Elite Xtreme Combat MMA event in 2007

ShoXC is a mixed martial arts series produced by the mixed martial arts organization EliteXC, Showtime and Proelite.com. The series was announced on July 11, 2007. The purpose of the show is to highlight up and coming MMA fighters.

On October 20, 2008, ProElite, the parent company of EliteXC, informed its employees and fighters that they were shutting down. The company filed for bankruptcy protection and all future events were canceled.

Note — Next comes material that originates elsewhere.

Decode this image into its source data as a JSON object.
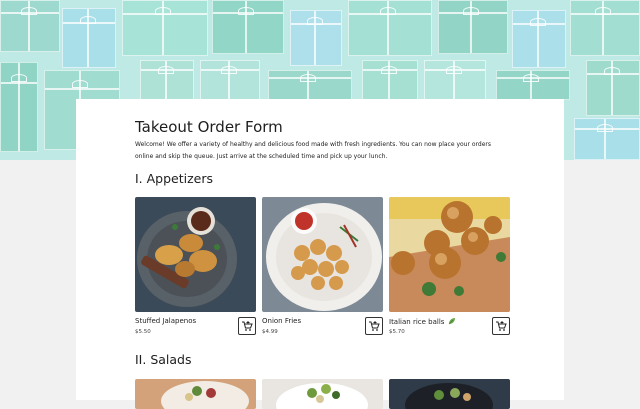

A breakdown in the negotiations with Showtime Networks to purchase ProElite resulted in the company's funding to disappear, forcing them out of business. ShoXC events were later replaced on Showtime by ShoMMA events put on by Strikeforce, after purchasing EliteXC's assets.

==ShoXC 1==

The inaugural event took place on July 27, 2007 at the Chumash Casino in Santa Ynez, California and aired on the Showtime cable network. In a unique twist, the traditional "preliminary" matches were fought after the main televised bouts. These matches were streamed live via the ProElite website.

==ShoXC 2==

During the July 27th streaming event, it was announced the next ShoXC card would take place on Showtime on Saturday, August 25, 2007, putting the EliteXC event head-to-head with UFC 74. The event took place in Vicksburg, Mississippi. The main event was the rematch between Charles Bennett and Victor Valenzuela, which was originally scheduled for Strikeforce Shamrock vs. Baroni.

==ShoXC 3==
On the August 25th broadcast, it was announced that the next edition of ShoXC would take place on October 26, 2007 on Showtime at the Chumash Casino in Santa Ynez, California.

==ShoXC 4 ==
The fourth edition of ShoXC took place on January 25, 2008 at the Trump Taj Mahal in Atlantic City, New Jersey.

==ShoXC 5==
On the January 25th ShoXC, it was announced the next event would take place on March 21, 2008 in California.

==ShoXC 6==
The sixth edition of ShoXC took place on April 5, 2008 at the Table Mountain Casino in Friant, California.

==ShoXC 7==
The seventh edition of ShoXC took place on August 15, 2008 at the Table Mountain Casino in Friant, California. The main event featured a rematch between Jared Hamman and Po'ai Suganuma, who initially fought on the April 5th card.

==ShoXC 8==
The eighth entry of ShoXC took place on September 26, 2008 at the Chumash Casino in Santa Ynez, California and aired on the Showtime cable network. In the main event, Wilson Reis became the first ever EliteXC Bantamweight Champion.

==ShoXC 9==
The ninth and final edition of ShoXC took place on October 10, 2008 at the Horseshoe Casino in Hammond, Indiana and aired on the Showtime cable network.